Homework Help: Laplace Transformation Question

1. Oct 8, 2011

Applejacks

1. The problem statement, all variables and given/known data

Use Laplace transformations to solve:
Y''+tY'+2Y=0, Y(0)=0, Y'(0)=1

2. Relevant equations

Y''==>$s^{2}$y-sY(0)-Y'(0)=$s^{2}$y-1
tY'==>-(y+sy')
2Y==>2y

3. The attempt at a solution

The question felt pretty straightforward till I hit a rock.

$s^{2}$y-1+y-sy'=0

y'=$\frac{1}{s}$(y($s^{2}$+1)-1)

My problem is that I cant integrate this because of the -1. What to do? Am I on the right track?
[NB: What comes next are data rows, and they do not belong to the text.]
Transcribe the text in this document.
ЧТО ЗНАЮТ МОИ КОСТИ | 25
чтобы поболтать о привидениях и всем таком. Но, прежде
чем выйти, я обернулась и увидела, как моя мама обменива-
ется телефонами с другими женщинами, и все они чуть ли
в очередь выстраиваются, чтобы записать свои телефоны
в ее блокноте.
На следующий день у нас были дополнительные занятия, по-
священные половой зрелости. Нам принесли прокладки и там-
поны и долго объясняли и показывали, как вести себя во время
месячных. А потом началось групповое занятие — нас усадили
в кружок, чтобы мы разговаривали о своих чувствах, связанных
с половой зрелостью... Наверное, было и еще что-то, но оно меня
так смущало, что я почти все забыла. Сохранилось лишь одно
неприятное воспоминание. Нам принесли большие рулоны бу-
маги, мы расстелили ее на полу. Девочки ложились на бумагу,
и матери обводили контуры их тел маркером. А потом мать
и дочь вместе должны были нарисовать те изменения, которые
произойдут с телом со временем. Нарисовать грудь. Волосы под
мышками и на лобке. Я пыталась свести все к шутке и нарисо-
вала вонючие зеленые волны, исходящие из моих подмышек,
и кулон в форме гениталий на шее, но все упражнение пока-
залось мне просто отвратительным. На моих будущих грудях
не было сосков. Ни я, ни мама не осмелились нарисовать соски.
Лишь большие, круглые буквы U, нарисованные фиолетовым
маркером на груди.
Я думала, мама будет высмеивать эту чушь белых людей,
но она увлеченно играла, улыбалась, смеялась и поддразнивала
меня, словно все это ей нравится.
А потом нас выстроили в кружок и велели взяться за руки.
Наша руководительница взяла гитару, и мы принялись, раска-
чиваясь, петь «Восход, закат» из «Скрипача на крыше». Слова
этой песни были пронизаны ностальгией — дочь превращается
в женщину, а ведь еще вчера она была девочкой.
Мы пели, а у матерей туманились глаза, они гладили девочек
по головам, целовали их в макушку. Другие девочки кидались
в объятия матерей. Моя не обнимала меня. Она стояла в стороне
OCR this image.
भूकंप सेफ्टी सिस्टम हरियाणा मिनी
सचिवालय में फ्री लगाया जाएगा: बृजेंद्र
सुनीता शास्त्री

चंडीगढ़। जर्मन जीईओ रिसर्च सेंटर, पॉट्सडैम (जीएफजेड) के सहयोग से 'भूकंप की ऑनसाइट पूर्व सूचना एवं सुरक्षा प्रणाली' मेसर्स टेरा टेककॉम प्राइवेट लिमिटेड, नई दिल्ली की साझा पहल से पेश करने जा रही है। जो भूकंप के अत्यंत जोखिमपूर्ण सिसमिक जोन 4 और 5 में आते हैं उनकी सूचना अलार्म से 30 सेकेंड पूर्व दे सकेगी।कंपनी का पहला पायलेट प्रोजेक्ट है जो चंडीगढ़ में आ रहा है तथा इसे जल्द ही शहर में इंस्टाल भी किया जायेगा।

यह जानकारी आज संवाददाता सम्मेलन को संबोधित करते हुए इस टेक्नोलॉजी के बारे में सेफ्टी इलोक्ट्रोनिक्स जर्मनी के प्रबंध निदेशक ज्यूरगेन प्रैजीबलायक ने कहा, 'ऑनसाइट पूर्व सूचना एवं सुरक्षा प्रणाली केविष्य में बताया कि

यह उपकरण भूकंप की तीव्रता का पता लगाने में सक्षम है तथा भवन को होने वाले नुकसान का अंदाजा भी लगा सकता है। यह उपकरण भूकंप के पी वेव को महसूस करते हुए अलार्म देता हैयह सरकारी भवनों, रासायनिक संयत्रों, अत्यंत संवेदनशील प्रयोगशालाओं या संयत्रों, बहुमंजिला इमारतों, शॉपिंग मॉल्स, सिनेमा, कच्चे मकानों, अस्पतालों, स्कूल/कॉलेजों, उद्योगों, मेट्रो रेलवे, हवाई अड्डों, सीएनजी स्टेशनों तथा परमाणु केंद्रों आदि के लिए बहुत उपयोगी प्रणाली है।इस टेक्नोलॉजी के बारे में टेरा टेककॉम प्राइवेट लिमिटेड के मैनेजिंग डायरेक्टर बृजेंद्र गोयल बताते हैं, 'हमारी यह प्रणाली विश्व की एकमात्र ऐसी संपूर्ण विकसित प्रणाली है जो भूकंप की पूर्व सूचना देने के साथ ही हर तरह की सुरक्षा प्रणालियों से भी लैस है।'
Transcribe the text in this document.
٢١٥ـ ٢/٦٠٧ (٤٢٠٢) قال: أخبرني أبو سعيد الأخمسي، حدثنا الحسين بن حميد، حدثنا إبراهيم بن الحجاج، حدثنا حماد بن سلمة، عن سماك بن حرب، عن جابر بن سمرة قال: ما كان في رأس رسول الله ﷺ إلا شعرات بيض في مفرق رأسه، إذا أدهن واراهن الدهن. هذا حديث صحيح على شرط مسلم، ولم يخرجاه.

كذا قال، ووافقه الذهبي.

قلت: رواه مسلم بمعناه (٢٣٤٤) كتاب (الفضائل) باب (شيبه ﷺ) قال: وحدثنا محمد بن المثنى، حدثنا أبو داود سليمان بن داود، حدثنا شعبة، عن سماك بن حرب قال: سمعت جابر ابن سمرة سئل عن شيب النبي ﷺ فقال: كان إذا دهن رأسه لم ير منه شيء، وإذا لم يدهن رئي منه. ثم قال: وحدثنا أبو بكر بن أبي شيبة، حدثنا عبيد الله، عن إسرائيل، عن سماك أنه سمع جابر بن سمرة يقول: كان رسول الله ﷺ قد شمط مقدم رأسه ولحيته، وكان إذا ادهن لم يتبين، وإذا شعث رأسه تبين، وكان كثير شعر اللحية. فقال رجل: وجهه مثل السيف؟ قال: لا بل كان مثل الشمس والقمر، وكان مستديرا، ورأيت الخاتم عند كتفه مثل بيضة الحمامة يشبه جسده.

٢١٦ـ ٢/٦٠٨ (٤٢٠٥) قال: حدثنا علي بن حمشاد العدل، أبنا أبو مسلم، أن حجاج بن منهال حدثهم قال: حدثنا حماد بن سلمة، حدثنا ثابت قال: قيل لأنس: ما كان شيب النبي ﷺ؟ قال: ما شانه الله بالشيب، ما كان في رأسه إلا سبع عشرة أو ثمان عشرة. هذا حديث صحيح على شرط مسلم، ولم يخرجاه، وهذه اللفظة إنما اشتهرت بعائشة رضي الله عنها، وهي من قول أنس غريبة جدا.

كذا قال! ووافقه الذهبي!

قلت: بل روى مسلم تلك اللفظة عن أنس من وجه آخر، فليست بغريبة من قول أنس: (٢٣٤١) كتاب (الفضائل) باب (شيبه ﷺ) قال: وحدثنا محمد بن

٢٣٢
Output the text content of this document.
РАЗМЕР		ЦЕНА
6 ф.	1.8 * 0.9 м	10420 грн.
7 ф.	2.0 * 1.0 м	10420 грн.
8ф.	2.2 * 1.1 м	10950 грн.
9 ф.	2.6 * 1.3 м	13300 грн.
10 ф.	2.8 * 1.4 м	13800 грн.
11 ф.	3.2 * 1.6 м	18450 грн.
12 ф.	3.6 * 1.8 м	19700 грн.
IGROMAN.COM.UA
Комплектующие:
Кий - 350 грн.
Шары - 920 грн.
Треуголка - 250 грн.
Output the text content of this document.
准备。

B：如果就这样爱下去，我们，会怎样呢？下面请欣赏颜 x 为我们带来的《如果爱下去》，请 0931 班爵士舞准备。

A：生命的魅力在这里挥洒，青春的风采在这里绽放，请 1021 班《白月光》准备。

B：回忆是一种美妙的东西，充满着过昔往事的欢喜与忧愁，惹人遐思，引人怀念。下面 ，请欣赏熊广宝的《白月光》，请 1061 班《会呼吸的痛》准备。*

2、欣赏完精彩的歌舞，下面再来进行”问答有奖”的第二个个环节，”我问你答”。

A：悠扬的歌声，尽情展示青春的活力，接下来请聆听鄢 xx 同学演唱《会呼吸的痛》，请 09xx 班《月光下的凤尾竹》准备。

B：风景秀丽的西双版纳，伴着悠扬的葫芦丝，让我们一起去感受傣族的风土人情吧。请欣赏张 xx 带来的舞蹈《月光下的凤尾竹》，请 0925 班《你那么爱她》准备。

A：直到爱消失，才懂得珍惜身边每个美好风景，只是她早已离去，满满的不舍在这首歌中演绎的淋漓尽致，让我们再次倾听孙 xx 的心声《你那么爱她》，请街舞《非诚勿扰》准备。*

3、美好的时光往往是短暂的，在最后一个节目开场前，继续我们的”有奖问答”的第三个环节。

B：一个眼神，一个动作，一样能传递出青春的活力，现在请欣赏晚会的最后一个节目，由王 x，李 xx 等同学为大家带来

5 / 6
(First time using these forums and symbols so give me a sec to fix them up. Not sure why the S is coming out weird.)

Last edited: Oct 8, 2011
2. Oct 8, 2011

Kurt Peek

Hi Applejacks,

I verified your calculations, and I think you are on the right track. The $-1$ does indeed preclude the use of separation of variables to solve the ODE for $y(s)$. If I put that ODE into Maple I get a complicated expression involving the error function, so it does not look like there's an easy way; maybe you could look up the integral in, for example, Abramowitz and Stegun.

Cheers,
Kurt

P.S. According to Maple the solution of your ODE with boundary conditions is $$Y(t)=t \exp{(-t^2/2)}.$$

3. Oct 8, 2011

vela

Staff Emeritus
Rearranging terms a little, you get
$$sy' - (s^2+1)y = -1$$which is a first-order differential equation. I'd try solving it using an integrating factor.

4. Oct 8, 2011

Kurt Peek

Hi,

Indeed, vela, I had forgotten about that technique. Upon investigation I find that it does not make the problem much easier, however. By using the integrating factor technique, I recast the first-order ODE for $y(s)$ into the following form: $$\frac{d}{ds}\left(\frac{1}{s}\exp{\left(-\frac{s^2}{2}\right)}y(s)\right)=-\frac{1}{s}\exp{\left(-\frac{s^2}{2}\right)}.$$ Integrating this equation requires integration of the Gaussian function on the right hand side, which leads to an expression involving an error function (in agreement with the Maple output I mentioned earlier).

Cheers,
Kurt

P.S. That the expression for $y(s)$ contains an error function can also be seen by taking the Laplace transform of the known solution $Y(t)=t\exp(-t^2/2)$ that I posted earlier.